Conference programme

Organizers: the fellows of the Interdisciplinary Fellow Group on "Land Governance in West Africa through Interdisciplinary Empirical Lenses" (IFG 6)

The conference hosted by the sixth cohort of the Interdisciplinary Fellow Group (IFG 6) of the Merian Institute for Advanced Studies in Africa engages with the discourse and implications of land governance in West Africa. Land governance is conceived of in this conference as the cumulation of dynamic social practices that result in tensions and conflicts but also cooperation. As a result, transformations, reconfigurations, and hybridizations of access to, use of, and security of land continue to constantly redefine land governance. Access and use of land is a multidimensional source of social, political, juridical and economic tensions as several actors are interested in and affected by it. Each actor or actor group has his/her perceptions of how to regulate the use of the stake. Drawing on empirical field research, the present research project aims at describing and analyzing how and to what extent different actors interact to shape land governance dynamics in rural and urban West Africa.

Some questions are pertinent. In view of the twining of social strategies over land, these questions include asking about who governs and who is governed; who mediates conflicts and who decides on which mediator; by whose regime should land governance be maintained, among others. The specific aim of this conference is to understand and forecast: 

how land governance in West Africa produce, minimizes, or transforms conflicts over land;  

how land litigations in Francophone and Anglophones countries can be minimized; and

how sustainable could land governance be in West Africa.

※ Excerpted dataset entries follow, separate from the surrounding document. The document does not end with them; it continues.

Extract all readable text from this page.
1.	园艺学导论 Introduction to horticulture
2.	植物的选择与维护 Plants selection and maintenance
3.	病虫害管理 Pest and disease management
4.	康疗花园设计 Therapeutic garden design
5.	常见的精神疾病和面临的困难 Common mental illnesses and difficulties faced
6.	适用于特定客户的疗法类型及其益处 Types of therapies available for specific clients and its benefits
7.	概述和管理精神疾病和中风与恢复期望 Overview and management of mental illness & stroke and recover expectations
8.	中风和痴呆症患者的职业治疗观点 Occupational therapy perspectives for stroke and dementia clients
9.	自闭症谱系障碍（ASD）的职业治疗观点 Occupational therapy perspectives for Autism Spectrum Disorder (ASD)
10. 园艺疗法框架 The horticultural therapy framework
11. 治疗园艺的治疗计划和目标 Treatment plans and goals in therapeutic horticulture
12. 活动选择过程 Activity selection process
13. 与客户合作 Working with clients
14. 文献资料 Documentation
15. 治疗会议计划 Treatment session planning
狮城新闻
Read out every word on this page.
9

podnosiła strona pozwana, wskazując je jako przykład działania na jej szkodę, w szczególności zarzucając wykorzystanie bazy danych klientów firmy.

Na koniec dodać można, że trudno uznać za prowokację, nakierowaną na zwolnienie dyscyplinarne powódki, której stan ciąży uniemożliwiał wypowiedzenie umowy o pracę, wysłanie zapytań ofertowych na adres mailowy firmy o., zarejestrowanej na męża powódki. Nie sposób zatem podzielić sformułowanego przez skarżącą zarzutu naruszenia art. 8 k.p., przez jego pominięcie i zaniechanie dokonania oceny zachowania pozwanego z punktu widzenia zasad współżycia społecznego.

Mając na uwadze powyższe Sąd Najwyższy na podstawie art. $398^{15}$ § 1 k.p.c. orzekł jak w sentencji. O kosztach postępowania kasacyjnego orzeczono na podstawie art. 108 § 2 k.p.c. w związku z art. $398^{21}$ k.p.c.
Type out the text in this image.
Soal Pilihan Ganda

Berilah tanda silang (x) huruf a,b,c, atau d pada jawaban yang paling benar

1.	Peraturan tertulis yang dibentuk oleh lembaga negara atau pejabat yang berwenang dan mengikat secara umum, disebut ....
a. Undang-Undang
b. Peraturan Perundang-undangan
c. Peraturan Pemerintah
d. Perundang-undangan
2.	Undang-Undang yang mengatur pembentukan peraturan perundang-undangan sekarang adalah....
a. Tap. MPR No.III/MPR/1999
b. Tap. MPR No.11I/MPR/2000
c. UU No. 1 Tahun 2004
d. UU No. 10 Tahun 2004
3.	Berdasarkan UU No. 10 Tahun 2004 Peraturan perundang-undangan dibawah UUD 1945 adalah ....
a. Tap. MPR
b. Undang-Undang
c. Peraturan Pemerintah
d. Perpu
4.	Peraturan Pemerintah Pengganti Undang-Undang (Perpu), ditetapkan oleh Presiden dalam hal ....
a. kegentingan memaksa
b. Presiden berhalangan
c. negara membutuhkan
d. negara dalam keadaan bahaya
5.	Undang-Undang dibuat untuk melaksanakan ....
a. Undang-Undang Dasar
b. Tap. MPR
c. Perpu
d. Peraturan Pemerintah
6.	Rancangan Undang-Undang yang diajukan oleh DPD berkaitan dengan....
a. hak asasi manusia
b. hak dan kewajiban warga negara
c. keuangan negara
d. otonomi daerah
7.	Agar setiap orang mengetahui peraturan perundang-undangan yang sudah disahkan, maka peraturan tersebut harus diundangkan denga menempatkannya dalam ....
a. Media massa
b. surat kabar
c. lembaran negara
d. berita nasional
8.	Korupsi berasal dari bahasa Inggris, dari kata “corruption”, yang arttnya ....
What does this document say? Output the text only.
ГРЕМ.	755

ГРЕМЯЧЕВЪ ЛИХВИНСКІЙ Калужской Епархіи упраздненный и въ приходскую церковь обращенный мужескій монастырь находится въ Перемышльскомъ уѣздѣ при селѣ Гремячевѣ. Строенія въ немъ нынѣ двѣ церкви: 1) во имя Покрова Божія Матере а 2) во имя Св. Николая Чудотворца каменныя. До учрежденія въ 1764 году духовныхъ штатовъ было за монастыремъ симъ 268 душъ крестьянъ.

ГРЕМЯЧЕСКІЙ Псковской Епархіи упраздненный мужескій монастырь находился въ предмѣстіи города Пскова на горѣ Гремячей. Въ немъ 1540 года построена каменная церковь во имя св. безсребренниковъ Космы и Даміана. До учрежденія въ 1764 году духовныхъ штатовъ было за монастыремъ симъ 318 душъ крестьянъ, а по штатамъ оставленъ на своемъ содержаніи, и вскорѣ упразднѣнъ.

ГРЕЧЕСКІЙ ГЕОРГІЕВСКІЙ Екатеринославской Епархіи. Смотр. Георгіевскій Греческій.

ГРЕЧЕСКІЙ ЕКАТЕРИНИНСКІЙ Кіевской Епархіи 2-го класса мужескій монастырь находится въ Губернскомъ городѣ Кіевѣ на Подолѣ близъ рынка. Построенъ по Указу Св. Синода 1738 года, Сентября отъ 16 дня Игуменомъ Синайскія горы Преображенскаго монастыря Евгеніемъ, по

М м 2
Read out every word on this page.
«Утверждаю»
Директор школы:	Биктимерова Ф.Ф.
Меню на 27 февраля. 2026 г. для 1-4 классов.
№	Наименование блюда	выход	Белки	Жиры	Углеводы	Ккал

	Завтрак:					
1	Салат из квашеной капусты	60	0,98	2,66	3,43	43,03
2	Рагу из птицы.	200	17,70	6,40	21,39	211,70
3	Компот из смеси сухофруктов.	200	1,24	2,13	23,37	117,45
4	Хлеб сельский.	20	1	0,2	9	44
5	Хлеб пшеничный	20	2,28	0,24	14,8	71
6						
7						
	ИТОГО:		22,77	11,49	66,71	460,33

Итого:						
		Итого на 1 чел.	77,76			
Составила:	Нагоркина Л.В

The conference brought together participants from a wide range of disciplines including but not limited to Geography, Sociology, Anthropology, Political Science, History, Natural Sciences etc. It invited participants working on land governance (rural, peri-urban and urban) from academia, business, traditional authority, government (local, national, and international) .Represented were Ghanaian institutions of land affairs such as the Lands commission, and the Customary land secretariats, district assemblies, and Office of Administrator of Stool Lands.